2. EROS Center (U.S. Geological Survey)
URL: eros.usgs.gov
One of the most respected global repositories of aerial photography, satellite imagery, elevation data, and land cover datasets, the USGS EROS Center is a crucial institution for global geospatial research.
3. National Map Small-Scale Data Downloads
URL: nationalmap.gov/small_scale
Originally developed for the National Atlas project, this collection of datasets covers a broad range of topics, including transportation, land cover, boundaries, and water resources. These datasets provide excellent foundational information for U.S.-based projects.
4. TIGER Shapefile Downloads (U.S. Census Bureau)
URL: census.gov/geographies/mapping-files/time-series/geo/tiger-line-file.html
TIGER provides essential data for U.S. infrastructure and boundary-based projects, with shapefiles covering districts, roads, rivers, and more. The broad scope of national and state-level data makes it a must-have for projects based in the U.S.
5. Geospatial Data Gateway (U.S. Department of Agriculture)
URL: datagateway.nrcs.usda.gov
A useful source for county-based raster map files, especially orthoimagery. The U.S. Department of Agriculture’s gateway provides easily accessible geospatial datasets that are valuable for environmental and agricultural research.
6. DIVA-GIS
URL: diva-gis.org
Offering free geographic data for any country in the world, DIVA-GIS is widely used for environmental and biological projects. It provides a broad array of administrative and ecological data.

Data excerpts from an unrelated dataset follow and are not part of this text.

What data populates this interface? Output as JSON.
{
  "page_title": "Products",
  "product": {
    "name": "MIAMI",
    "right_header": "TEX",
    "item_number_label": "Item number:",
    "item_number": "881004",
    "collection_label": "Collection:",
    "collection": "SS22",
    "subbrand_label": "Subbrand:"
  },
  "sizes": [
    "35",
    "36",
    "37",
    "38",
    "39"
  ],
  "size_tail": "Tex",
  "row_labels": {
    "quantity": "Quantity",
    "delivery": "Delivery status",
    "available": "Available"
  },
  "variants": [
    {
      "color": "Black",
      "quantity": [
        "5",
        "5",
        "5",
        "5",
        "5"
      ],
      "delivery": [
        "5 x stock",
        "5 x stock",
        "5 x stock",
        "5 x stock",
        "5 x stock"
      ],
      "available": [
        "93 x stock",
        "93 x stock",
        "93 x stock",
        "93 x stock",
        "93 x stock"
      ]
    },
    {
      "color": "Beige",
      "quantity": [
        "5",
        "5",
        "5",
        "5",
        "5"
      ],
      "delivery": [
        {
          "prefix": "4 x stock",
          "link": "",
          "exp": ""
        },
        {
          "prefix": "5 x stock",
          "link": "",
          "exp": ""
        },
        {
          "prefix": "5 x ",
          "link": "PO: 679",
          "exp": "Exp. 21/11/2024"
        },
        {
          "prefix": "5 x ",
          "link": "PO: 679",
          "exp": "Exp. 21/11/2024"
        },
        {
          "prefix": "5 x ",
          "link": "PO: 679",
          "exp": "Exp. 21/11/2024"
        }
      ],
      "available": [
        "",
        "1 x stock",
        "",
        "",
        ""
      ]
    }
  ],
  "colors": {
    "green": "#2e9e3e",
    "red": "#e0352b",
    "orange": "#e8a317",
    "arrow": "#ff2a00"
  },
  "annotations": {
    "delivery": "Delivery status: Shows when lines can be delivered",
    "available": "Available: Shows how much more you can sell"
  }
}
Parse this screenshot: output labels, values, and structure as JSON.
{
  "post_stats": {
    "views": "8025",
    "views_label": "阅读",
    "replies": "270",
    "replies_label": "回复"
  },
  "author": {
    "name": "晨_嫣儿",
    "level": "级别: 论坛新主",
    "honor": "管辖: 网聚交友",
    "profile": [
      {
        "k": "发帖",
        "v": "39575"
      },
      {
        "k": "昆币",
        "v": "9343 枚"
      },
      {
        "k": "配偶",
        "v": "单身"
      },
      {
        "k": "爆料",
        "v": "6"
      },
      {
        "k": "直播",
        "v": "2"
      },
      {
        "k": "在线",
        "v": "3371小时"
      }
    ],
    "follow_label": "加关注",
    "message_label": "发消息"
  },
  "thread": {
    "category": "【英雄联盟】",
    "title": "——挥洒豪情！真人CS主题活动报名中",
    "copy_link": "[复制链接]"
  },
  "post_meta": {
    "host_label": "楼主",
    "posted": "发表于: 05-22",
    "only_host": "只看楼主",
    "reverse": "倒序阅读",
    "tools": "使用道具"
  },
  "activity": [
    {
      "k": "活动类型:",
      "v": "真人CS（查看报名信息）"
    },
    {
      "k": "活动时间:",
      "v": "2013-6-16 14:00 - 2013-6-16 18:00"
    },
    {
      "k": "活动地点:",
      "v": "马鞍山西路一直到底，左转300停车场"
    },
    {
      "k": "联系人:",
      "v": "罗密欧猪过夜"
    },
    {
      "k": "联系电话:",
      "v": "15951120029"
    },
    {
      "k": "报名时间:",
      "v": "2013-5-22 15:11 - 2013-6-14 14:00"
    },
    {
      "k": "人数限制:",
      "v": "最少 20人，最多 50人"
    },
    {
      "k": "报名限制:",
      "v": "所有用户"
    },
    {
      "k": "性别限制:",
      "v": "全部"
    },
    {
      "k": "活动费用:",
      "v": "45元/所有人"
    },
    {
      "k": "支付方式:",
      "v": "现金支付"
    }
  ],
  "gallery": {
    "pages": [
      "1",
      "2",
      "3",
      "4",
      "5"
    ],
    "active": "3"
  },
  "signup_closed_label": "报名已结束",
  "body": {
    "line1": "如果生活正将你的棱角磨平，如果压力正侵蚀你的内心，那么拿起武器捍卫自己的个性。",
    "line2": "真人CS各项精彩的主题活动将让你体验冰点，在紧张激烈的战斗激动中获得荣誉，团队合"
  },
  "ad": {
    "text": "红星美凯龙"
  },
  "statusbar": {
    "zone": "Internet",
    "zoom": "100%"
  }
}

7. Global Administrative Areas (GADM)
URL: gadm.org
A significant resource for administrative boundary data worldwide, GADM supports multiple formats and coordinate systems, offering flexibility for diverse GIS applications.
8. Natural Earth
URL: naturalearthdata.com
Natural Earth provides global-scale vector and raster datasets for cartography and geospatial analysis. It is commonly used for creating visually appealing maps due to its focus on data simplicity and high quality.
9. MapCruzin
URL: mapcruzin.com
Known for providing free GIS maps and geospatial data, MapCruzin is a good resource for users interested in digital cartography, with a focus on U.S.-based data sets.
10. National Historical GIS
URL: nhgis.org
An essential resource for historical geospatial studies in the United States, providing census data and boundary files dating back to 1790.
11. GeoCommunicator (Bureau of Land Management)
URL: www.geocommunicator.gov
This platform focuses on the Public Land Survey System (PLSS) data and supports the mapping of federal land parcels. It’s particularly useful for land management and cadastral surveys in the U.S.
12. GeoCommunity – GIS Data Depot
URL: data.geocomm.com
GeoCommunity offers various types of raster data, including U.S. Geological Survey DRGs, DEMs, DOQQs, and FEMA Flood Data, making it a useful, though more specialized, resource.
13. GEOFABRIK
URL: download.geofabrik.de
GEOFABRIK provides OpenStreetMap shapefiles for streets and other geographic features worldwide. It is a highly specialized tool, particularly valuable for urban studies and infrastructure projects.